Steam wzbogacił się właśnie o szereg długo wyczekiwanych nowości. Do tej pory były one dostępne wyłącznie w wersji beta klienta, teraz natomiast korzystać z nich mogą wszyscy zainteresowani internauci. Mowa tu o przeprojektowanym interfejsie, bardziej przydatnych powiadomieniach czy napisanej od nowa nakładce w grze. Przyjrzyjmy się sprawie nieco bliżej, gdyż dotyczy ona niezwykle pokaźnej grupy użytkowników.
Steam otrzymał ogromną aktualizację
Niejednokrotnie informowaliśmy Was o zmianach, które nadchodzą do pulpitowego Steama – przekazywaliśmy wtedy doniesienia pochodzące z testowej odsłony programu. Zespół za niego odpowiedzialny miesiącami przygotowywał się do publicznego wydania. Konsumenci musieli na nie dosyć długo czekać, lecz w końcu można to głośno powiedzieć – platforma nareszcie stała się… ładna. Jakie dokładnie zmiany wdrożono?

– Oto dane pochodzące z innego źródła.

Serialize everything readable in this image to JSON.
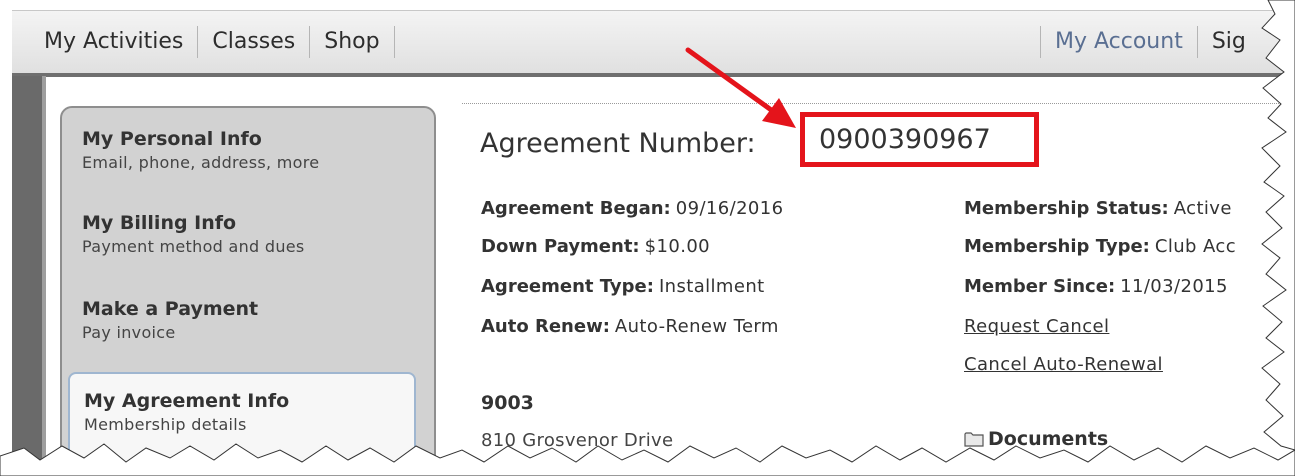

Przygotowano nawet specjalny materiał je przedstawiający, gdzie dowiedzieć można się najważniejszych informacji dotyczących zaimplementowanych funkcji/rozwiązań. Na pierwszy ogień poszła nowa platforma programistyczna – nie jest ona widoczna, ale z pewnością odczuwalna. Sporo pracy bowiem zostało włożonej w zmiany sposobu współdzielenia kodu między klientem, trybem Big Picture oraz Steam Deckiem. Spodziewać się więc można szybszego wprowadzania oraz doskonalenia funkcji niezależnie od platformy, na której się znajdujemy.
W oczy natomiast rzucają się od razu ulepszenia oprawy wizualnej. Na warsztat wzięto okna dialogowe, menu, czcionki oraz kolory. Zmieniono nagłówki, menu ustawień czy menedżer zrzutów ekranu. Wszystko wygląda po prostu ładnie i nowocześnie – wcześniej Steam był, mimo wszystko, dosyć surową usługą. Teraz całość prezentuje się znacznie przyjemniej, co rzecz jasna należy zaliczyć do pozytywnych zmian.
Źródło: Steam
Ważnym usprawnieniem jest również przeprojektowanie systemu powiadomień. W prawym górnym rogu klienta znajdziemy teraz ikonę dzwonka będącą składzikiem nowych oraz starych notyfikacji. Widok prezentowany po kliknięciu w przycisk ogranicza się natomiast do świeżych powiadomień, dodatkowo istnieje jednak strona „Zobacz wszystkie” pełniąca rolę archiwum. Dodano także ustawienia poświęcone powiadomieniom, dzięki czemu kontrola nad nimi stała się rzeczywistością.
Źródło: Steam
Na nowo zaprojektowano także nakładkę w grze (tą otwieraną poprzez wciśnięcie kombinacji przycisków Shift + Tab). Otrzymała ona odświeżony interfejs i przy okazji zyskała nowe funkcje i wiele opcji personalizacji. Istotny wydaje się pasek narzędzi, z którego uzyskać można dostęp do czatu ze znajomymi, widoku postępu osiągnięć, dyskusji, przeglądarki i nie tylko. W końcu można ustawić, które elementy zawartości mają być otwierane podczas otwierania nakładki.
Źródło: Steam
Nie zabrakło głośno dyskutowanych notatek pozwalających na prowadzenie zapisków dotyczących konkretnej gry. Funkcji używać można także w trybie offline oraz wklejać do niej zrzuty ekranu czy tworzyć wiele notatek na grę. To świetny sposób na zapisywanie np. rzeczy do zrobienia czy szyfrów do skrzynek itd.
Źródło: Steam
Zwłaszcza że teraz można przypiąć okna z nakładki, by pojawiały się na pierwszym planie podczas rozgrywki. Oczywiście użytkownicy są w stanie modyfikować poziom przezroczystości, co jest niezwykle istotne. Na razie opcja obejmuje notatki, poradniki, dyskusje, osiągnięcia i przeglądarkę sieciową. To także przydatne usprawnienie.
Źródło: Steam
Co oprócz tego? Nakładka zawiera także panel informacji ogólnych gry, czyli zbiór wszystkiego, co działo się z nią od czasu ostatniej rozgrywki. Znajdziemy tam postępy w osiągnięciach, znajomych grających w to samo, najlepsze poradniki, aktualności i nie tylko. Zmodyfikowano ponadto okna przeglądarki, osiągnięć i menedżera zrzutów ekranu. Steam to również łatwiejsza zabawa przy pomocy kontrolera.
Wersje klienta na Linux i macOS zrównały się przy okazji z tą przeznaczoną na system Windows – niektóre osoby bez wątpienia będą tym faktem uszczęśliwione. Nie pozostaje więc nic innego niż pobranie aktualizacji Steama.
Źródło: Steam / Zdjęcie otwierające: wł.